A phase I study of thalidomide, capecitabine and temozolomide in advanced cancer.

AIM: To develop a novel oral antiangiogenic and immunomodulatory chemotherapy regimen against advanced cancers.

METHODS: Patients were enrolled in cohorts of three or six in a standard phase I design. Thalidomide 100 mg was kept stable for all cohorts. If well tolerated after one week, capecitabine and temozolomide (TCT) fixed-dose were given daily without rest and escalated one at a time until dose limiting toxicity (DLT) occurred. If no DLT occurred within 28 days (1 cycle), the subsequent group was enrolled into the next dose level.

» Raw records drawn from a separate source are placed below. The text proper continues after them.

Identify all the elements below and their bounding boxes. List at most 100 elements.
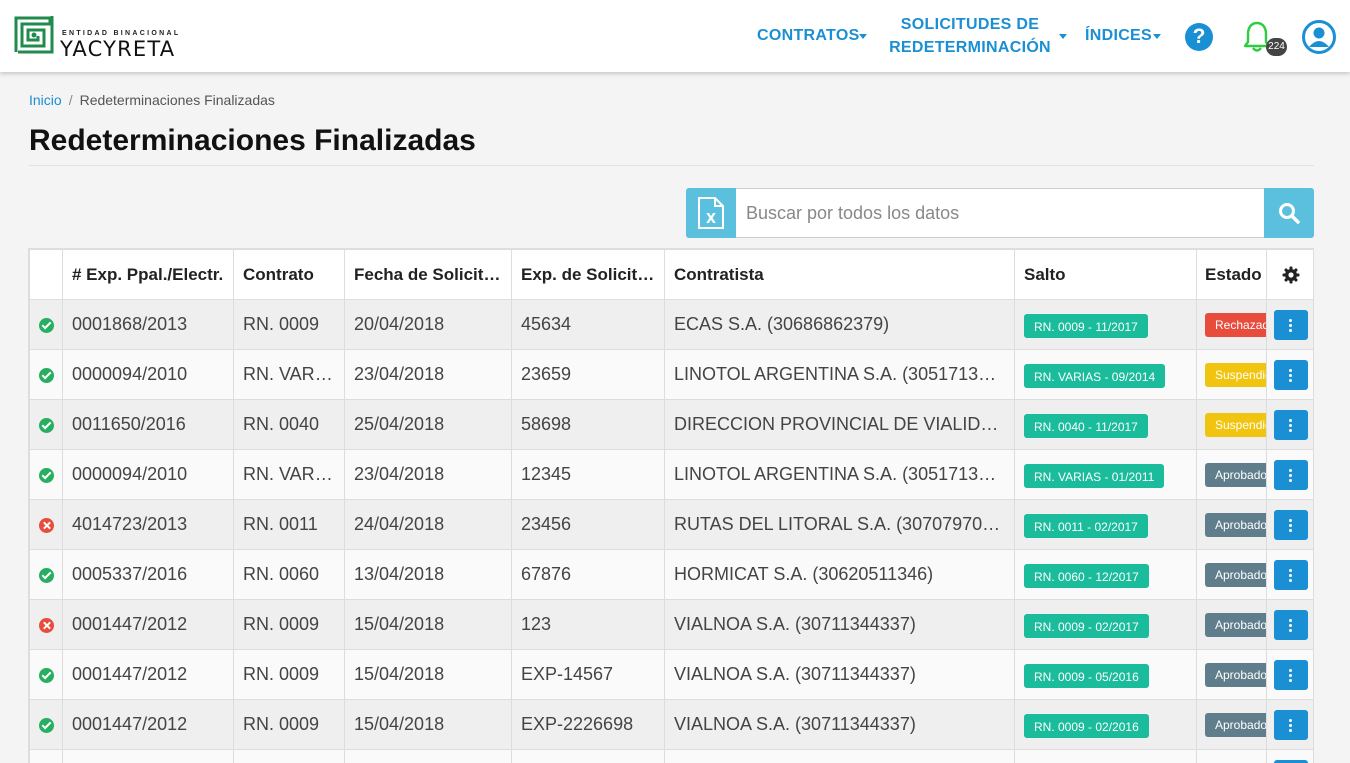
cell-salto: RN. 0060 - 12/2017: [1014, 549, 1197, 600]
table-row[interactable]: 0001447/2012 RN. 0009 15/04/2018 123 VIALNOA…: [29, 599, 1313, 650]
search-input[interactable]: [736, 188, 1264, 238]
kebab-dot-icon: [1289, 573, 1292, 577]
header-status: [29, 249, 63, 300]
row-actions-button[interactable]: [1274, 609, 1308, 640]
header-estado[interactable]: Estado: [1196, 249, 1267, 300]
header-exp-solicitud[interactable]: Exp. de Solicitud: [511, 249, 665, 300]
table-row[interactable]: [29, 749, 1313, 763]
cell-contratista: LINOTOL ARGENTINA S.A. (30517136905): [664, 449, 1015, 500]
cell-exp-ppal: 0001868/2013: [62, 299, 234, 350]
gear-icon: [1282, 266, 1300, 284]
kebab-dot-icon: [1289, 368, 1292, 372]
row-actions-button[interactable]: [1274, 559, 1308, 590]
search-button[interactable]: [1264, 188, 1314, 238]
table-row[interactable]: 0001447/2012 RN. 0009 15/04/2018 EXP-222669…: [29, 699, 1313, 750]
row-actions-button[interactable]: [1274, 409, 1308, 440]
check-circle-icon: [38, 717, 54, 733]
kebab-dot-icon: [1289, 723, 1292, 727]
cell-actions: [1266, 699, 1313, 750]
breadcrumb-current: Redeterminaciones Finalizadas: [79, 92, 275, 108]
table-row[interactable]: 0001868/2013 RN. 0009 20/04/2018 45634 ECAS …: [29, 299, 1313, 350]
header-salto[interactable]: Salto: [1014, 249, 1197, 300]
cell-status: [29, 299, 63, 350]
notifications-button[interactable]: 224: [1240, 20, 1287, 60]
page-title: Redeterminaciones Finalizadas: [29, 124, 476, 157]
cell-status: [29, 549, 63, 600]
table-row[interactable]: 4014723/2013 RN. 0011 24/04/2018 23456 RUTAS…: [29, 499, 1313, 550]
row-actions-button[interactable]: [1274, 359, 1308, 390]
salto-badge: RN. 0009 - 11/2017: [1024, 314, 1148, 338]
cell-contrato: RN. VARIAS: [233, 349, 345, 400]
cell-exp-solicitud: 23659: [511, 349, 665, 400]
yacyreta-logo[interactable]: ENTIDAD BINACIONAL YACYRETA: [14, 14, 214, 61]
estado-badge: Aprobado: [1205, 662, 1266, 687]
kebab-dot-icon: [1289, 728, 1292, 732]
cell-exp-ppal: 0001447/2012: [62, 599, 234, 650]
cell-fecha-solicitud: 15/04/2018: [344, 599, 512, 650]
cell-estado: Aprobado: [1196, 499, 1267, 550]
export-excel-button[interactable]: X: [686, 188, 736, 238]
cell-fecha-solicitud: 15/04/2018: [344, 699, 512, 750]
cell-fecha-solicitud: [344, 749, 512, 763]
header-settings[interactable]: [1266, 249, 1313, 300]
help-icon[interactable]: ?: [1185, 23, 1213, 51]
cell-exp-solicitud: EXP-14567: [511, 649, 665, 700]
row-actions-button[interactable]: [1274, 659, 1308, 690]
row-actions-button[interactable]: [1274, 309, 1308, 340]
row-actions-button[interactable]: [1274, 709, 1308, 740]
estado-badge: Suspendido: [1205, 362, 1266, 387]
cell-contratista: HORMICAT S.A. (30620511346): [664, 549, 1015, 600]
excel-file-icon: X: [698, 197, 724, 229]
kebab-dot-icon: [1289, 528, 1292, 532]
kebab-dot-icon: [1289, 673, 1292, 677]
estado-badge: Aprobado: [1205, 562, 1266, 587]
check-circle-icon: [38, 317, 54, 333]
kebab-dot-icon: [1289, 523, 1292, 527]
breadcrumb-home-link[interactable]: Inicio: [29, 92, 62, 108]
salto-badge: RN. 0009 - 05/2016: [1024, 664, 1149, 688]
cell-status: [29, 399, 63, 450]
header-contratista[interactable]: Contratista: [664, 249, 1015, 300]
cell-status: [29, 699, 63, 750]
cell-exp-solicitud: 58698: [511, 399, 665, 450]
cell-contrato: RN. 0009: [233, 699, 345, 750]
header-contrato[interactable]: Contrato: [233, 249, 345, 300]
table-row[interactable]: 0000094/2010 RN. VARIAS 23/04/2018 12345 LIN…: [29, 449, 1313, 500]
nav-solicitudes[interactable]: SOLICITUDES DE REDETERMINACIÓN: [886, 13, 1054, 59]
cell-estado: Aprobado: [1196, 449, 1267, 500]
salto-badge: RN. 0009 - 02/2016: [1024, 714, 1149, 738]
table-row[interactable]: 0000094/2010 RN. VARIAS 23/04/2018 23659 LIN…: [29, 349, 1313, 400]
row-actions-button[interactable]: [1274, 459, 1308, 490]
cell-exp-ppal: 0000094/2010: [62, 349, 234, 400]
row-actions-button[interactable]: [1274, 509, 1308, 540]
nav-solicitudes-line2: REDETERMINACIÓN: [889, 39, 1051, 56]
nav-contratos[interactable]: CONTRATOS: [757, 24, 860, 47]
cell-estado: Aprobado: [1196, 699, 1267, 750]
cell-estado: [1196, 749, 1267, 763]
cell-exp-ppal: 0001447/2012: [62, 699, 234, 750]
cell-estado: Aprobado: [1196, 549, 1267, 600]
kebab-dot-icon: [1289, 323, 1292, 327]
cell-actions: [1266, 599, 1313, 650]
kebab-dot-icon: [1289, 718, 1292, 722]
logo-subtitle: ENTIDAD BINACIONAL: [62, 30, 181, 37]
cell-contrato: RN. 0009: [233, 299, 345, 350]
cell-contratista: VIALNOA S.A. (30711344337): [664, 699, 1015, 750]
user-avatar-icon[interactable]: [1302, 20, 1336, 54]
salto-badge: RN. 0060 - 12/2017: [1024, 564, 1149, 588]
kebab-dot-icon: [1289, 468, 1292, 472]
table-row[interactable]: 0005337/2016 RN. 0060 13/04/2018 67876 HORMI…: [29, 549, 1313, 600]
cell-salto: RN. 0009 - 11/2017: [1014, 299, 1197, 350]
row-actions-button[interactable]: [1274, 759, 1308, 763]
cell-status: [29, 499, 63, 550]
estado-badge: Suspendido: [1205, 412, 1266, 437]
nav-indices[interactable]: ÍNDICES: [1085, 24, 1152, 47]
check-circle-icon: [38, 467, 54, 483]
table-row[interactable]: 0011650/2016 RN. 0040 25/04/2018 58698 DIREC…: [29, 399, 1313, 450]
header-exp-ppal[interactable]: # Exp. Ppal./Electr.: [62, 249, 234, 300]
cell-contratista: LINOTOL ARGENTINA S.A. (30517136905): [664, 349, 1015, 400]
estado-badge: Aprobado: [1205, 712, 1266, 737]
header-fecha-solicitud[interactable]: Fecha de Solicitud: [344, 249, 512, 300]
kebab-dot-icon: [1289, 423, 1292, 427]
table-row[interactable]: 0001447/2012 RN. 0009 15/04/2018 EXP-14567 V…: [29, 649, 1313, 700]
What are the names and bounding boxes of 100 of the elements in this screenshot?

RESULTS: Twenty-three adult patients with objective documentation of progressive metastatic cancer after a median of two therapies (range 0-4) received TCT in this study. Based on DLT within the first 28 days, the MTD of daily TCT therapy was thalidomide 100 mg, capecitabine 2000 mg and temozolomide 100 mg. With long-term treatment, majority of the patients required dose interruptions due to fatigue, hand-foot syndrome, and neutropenia. A dose level consisting of daily thalidomide and three-weeks-on one-week-off capecitabine and temozolomide was implemented and administered to six patients without DLT. Out of 23 subjects, four (17%) achieved a partial response (renal, gastric, prostate 2), and four patients (17%) had stable disease (renal, colon, pancreas 2), adding to a clinical benefit of 34%.

CONCLUSIONS: TCT is an effective palliative oral chemo-immunotherapy for patients with advanced cancer. The recommended dose for phase II trial is thalidomide 100 mg daily without a break, capecitabine 2000 mg and temozolomide 100 mg daily three-weeks on and one-week off.